On the south side of the Thames is a full size model of the Golden Hind. The original Golden Hind was the ship that Francis Drake used to travel around the world*. When he went around the world in his ship he was the first Briton to circumnavigate the globe and it took him three years. This replica Golden Hind has also been around the world before returning to its mooring place on the south of the Thames.
But it is the dock rather than the ship that I’d like to talk about. The dock is known as the dock of St Mary Overie. And the dock has a story as fantastical as those told about the Golden Hind itself.
On the site of the dock many many years ago lived a man who made his money by transporting people back and forth across the river to their jobs in the City of London. He was a horrible miser who tried to save every penny he could. He was always trying to come up with new schemes to save himself money. And finally he thought he had come up with a really great one he’d pretend to die.
He thought it would work something like this, he would pretend to be dead and his whole family would go into mourning. The best thing about mourning, as far as he was concerned, was that you had in those days to not eat anything for the entire period of mourning. This would save him a whole lot of money as he thought it would mean he wouldn’t have to feed his entire family for three days.
However the plan didn’t work out quite the way that he’d imagined. Instead of mourning when he seemingly died the family were quite happy as they all really hated him. So Mary, his wife, sent for her lover with news to come and join her for a big party that they were going to hold that evening. He was so excited by the news that he might get hold of the Miser’s money that he set off immediately for their house on the fastest horse he could get. Unfortunately he was in such a rush that he failed to pay attention to what was going on around him, his mind was so focused on the money, that he didn’t spot the branch of a tree that the horse (rather more sensibly ducked under) and he was killed instantly.
While all of this scheming and plotting had been going on the Miser had been quietly lying in his coffin thinking of all of the money that he’d been saving, it was only once the party started going that he began to realise that his money saving plan wasn’t working that he jumped out of this coffin and ran towards the party.
What he hadn’t quite realised was that his one virtuous daughter was sitting in the room with him praying for his eternal soul when he had jumped up out of his coffin. So convinced was she that she had just seen the devil’s work that she grabbed the nearest shovel and whacked her father on the head with it repeatedly until he really was dead.

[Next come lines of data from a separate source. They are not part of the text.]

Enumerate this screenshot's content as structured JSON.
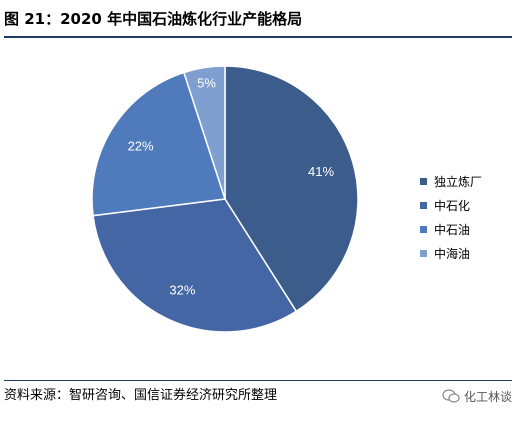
{
  "figure": {
    "title": "图 21：2020 年中国石油炼化行业产能格局",
    "source": "资料来源：智研咨询、国信证券经济研究所整理",
    "watermark": "化工林谈"
  },
  "chart_data": {
    "type": "pie",
    "title": "",
    "start_angle_deg": 90,
    "direction": "clockwise",
    "legend_position": "right",
    "slices": [
      {
        "label": "独立炼厂",
        "value": 41,
        "display": "41%",
        "color": "#3c5d8c"
      },
      {
        "label": "中石化",
        "value": 32,
        "display": "32%",
        "color": "#4566a4"
      },
      {
        "label": "中石油",
        "value": 22,
        "display": "22%",
        "color": "#4f7bbd"
      },
      {
        "label": "中海油",
        "value": 5,
        "display": "5%",
        "color": "#7e9fcf"
      }
    ]
  }
}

Mary was so distraught by what had happened that she realised that she had to change her ways. Her husband and her lover had been killed and her daughter had become a murderess all in the pursuit of money. So Mary decided to give it all away, and became an incredibly charitable woman who worked tirelessly for the poor of London. She founded a nunnery which was known as St. Mary Overie. The nunnery was destroyed in the reformation but the church part became the church known as St. Saviour. Then in the 1900s the church became Southwark Cathedral.
* When the ship left England it was actually known as the Pelican but was renamed during the voyage. Drake renamed it just before reaching what was imagined to be the really treacherous part of the journey: the straights of Magellan. In fact that bit was relatively easy for the ship, it was the pacific ocean which was a big problem some months later. Those on board must have been especially pleased at this point as they had not been told when they left England that circumnavigation was on the cards. They thought they were going to Africa. Some people complained about the whole round-the-world thing but Drake killed them.